🇧🇷 Les «journées de 2013», point de basculement politique au Brésil


Dix ans après des manifestations historiques, retour sur les conséquences politiques d’un mouvement sans leader, né pour dénoncer l’augmentation du prix des transports publics mais devenu rapidement le catalyseur de tous les mécontentements. Rapidement, les dizaines, les centaines de milliers de personnes dans les rues ont réclamé de meilleurs services sociaux, ont critiqué les dépenses immenses liées à l’organisation de la Coupe du monde de football de 2014 et ont dénoncé la corruption de nombreux responsables politiques.

Manifestation à Belem, au Brésil, le 17 juin 2013 contre la dégradation des services publics, la corruption du gouvernement, la violence policière. © Paulo Santos / REUTERS

Le mouvement lancé par les étudiants de la classe moyenne de São Paulo et l’ampleur des protestations qui ont suivi avait laissé sans voix la  président de l’époque, Dilma Rousseff. « Nous voulons des services publics du niveau FIFA », lançait alors un jeune protestataire. La gauche alors au pouvoir avait été prise de court. « C’est un mouvement qui avait surpris tout le monde à l’époque, résume l’historienne Anaïs Fléchet de l’Université Paris Saclay, qui a été très difficile à décrypter par le gouvernement de Dilma Roussef.
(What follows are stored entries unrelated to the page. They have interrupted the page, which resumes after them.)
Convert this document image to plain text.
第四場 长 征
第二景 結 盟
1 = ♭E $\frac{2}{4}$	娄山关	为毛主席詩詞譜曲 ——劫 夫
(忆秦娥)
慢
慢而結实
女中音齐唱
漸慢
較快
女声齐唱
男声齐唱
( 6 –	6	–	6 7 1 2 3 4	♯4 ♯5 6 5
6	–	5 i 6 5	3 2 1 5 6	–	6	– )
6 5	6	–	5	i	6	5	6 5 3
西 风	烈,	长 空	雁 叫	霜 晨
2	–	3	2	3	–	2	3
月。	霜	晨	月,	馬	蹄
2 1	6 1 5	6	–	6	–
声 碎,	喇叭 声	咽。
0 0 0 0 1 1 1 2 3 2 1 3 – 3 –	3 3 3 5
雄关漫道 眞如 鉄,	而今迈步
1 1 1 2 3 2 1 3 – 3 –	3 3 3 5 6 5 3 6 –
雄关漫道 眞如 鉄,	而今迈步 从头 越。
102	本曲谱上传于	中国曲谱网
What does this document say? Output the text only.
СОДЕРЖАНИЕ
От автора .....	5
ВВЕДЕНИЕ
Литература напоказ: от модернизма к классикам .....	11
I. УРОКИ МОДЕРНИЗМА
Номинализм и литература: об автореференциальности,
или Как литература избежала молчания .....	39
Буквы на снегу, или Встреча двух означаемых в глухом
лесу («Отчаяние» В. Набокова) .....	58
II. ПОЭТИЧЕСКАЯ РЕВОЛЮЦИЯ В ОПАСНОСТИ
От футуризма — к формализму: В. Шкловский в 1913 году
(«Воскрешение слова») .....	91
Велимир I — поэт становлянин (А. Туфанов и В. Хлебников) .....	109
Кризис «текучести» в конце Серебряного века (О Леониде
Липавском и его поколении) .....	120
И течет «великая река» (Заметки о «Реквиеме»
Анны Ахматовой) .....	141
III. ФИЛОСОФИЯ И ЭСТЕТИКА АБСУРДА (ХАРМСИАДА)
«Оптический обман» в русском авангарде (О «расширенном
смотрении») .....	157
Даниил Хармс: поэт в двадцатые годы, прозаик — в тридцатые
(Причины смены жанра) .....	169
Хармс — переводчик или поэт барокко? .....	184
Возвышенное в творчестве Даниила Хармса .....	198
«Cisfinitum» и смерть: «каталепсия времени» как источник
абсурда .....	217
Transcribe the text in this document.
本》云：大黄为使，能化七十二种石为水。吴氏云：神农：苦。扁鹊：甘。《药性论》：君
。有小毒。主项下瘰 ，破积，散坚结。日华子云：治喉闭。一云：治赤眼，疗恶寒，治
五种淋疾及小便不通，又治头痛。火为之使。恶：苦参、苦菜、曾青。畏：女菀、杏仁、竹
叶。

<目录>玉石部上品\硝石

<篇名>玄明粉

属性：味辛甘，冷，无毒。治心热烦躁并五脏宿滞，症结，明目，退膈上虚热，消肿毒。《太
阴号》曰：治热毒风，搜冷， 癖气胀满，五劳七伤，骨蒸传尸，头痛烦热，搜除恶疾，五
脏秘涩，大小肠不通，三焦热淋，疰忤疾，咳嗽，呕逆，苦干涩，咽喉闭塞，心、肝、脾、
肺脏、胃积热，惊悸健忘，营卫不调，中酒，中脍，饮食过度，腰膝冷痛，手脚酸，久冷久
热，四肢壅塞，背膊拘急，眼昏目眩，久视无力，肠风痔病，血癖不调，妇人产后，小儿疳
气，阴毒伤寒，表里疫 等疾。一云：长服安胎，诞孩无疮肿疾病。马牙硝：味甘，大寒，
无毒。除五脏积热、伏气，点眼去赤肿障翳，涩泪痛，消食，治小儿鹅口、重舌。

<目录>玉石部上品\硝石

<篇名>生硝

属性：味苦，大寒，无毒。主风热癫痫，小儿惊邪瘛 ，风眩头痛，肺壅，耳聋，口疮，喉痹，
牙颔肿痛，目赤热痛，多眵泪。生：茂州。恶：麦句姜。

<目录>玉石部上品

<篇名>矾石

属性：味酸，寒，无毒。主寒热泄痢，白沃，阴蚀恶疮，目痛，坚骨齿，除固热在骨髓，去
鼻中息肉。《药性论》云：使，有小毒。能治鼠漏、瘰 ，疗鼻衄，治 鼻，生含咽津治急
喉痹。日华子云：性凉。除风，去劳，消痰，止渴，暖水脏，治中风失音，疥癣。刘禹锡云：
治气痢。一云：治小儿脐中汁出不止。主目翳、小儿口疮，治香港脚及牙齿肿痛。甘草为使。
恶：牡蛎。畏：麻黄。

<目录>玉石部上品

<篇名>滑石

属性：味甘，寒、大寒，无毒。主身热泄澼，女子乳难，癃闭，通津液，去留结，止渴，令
Le gouvernement de gauche avait peu de marge de manœuvre, dans un contexte difficile de retournement du cours des matières premières dont le Brésil est très dépendant. »

Le retour de l’extrême-droite

Le gouvernement a été surpris par un mouvement parti de sa gauche, mais rapidement rejoint par différents bords politiques. « Très vite, on a vu apparaître une autre thématique qui était la dénonciation du système, la remise en cause des hommes politiques », explique Anaïs Fléchet en soulignant une conséquence très importante de ces journées de 2013, « elles ont permis en quelque sorte à l’extrême-droite brésilienne de sortir du placard alors qu’elle n’avait plus vraiment de droit de cité sur la scène politique brésilienne depuis la fin de la dictature. »

Faut-il y voir un lien avec l’élection de Jair Bolsonaro, cinq ans plus tard ? « Il n’y a pas de causalité linéaire, précise Anaïs Fléchet, mais il y a des ferments dont le retour de l’extrême-droite, l’apparition de nouvelles formes de mobilisation et la volonté de se démarquer du système, ce qui est vraiment un tour de force de Jair Bolsonaro qui a réussi à se faire passer pour un homme neuf alors qu’il était élu député depuis 1990. » (…)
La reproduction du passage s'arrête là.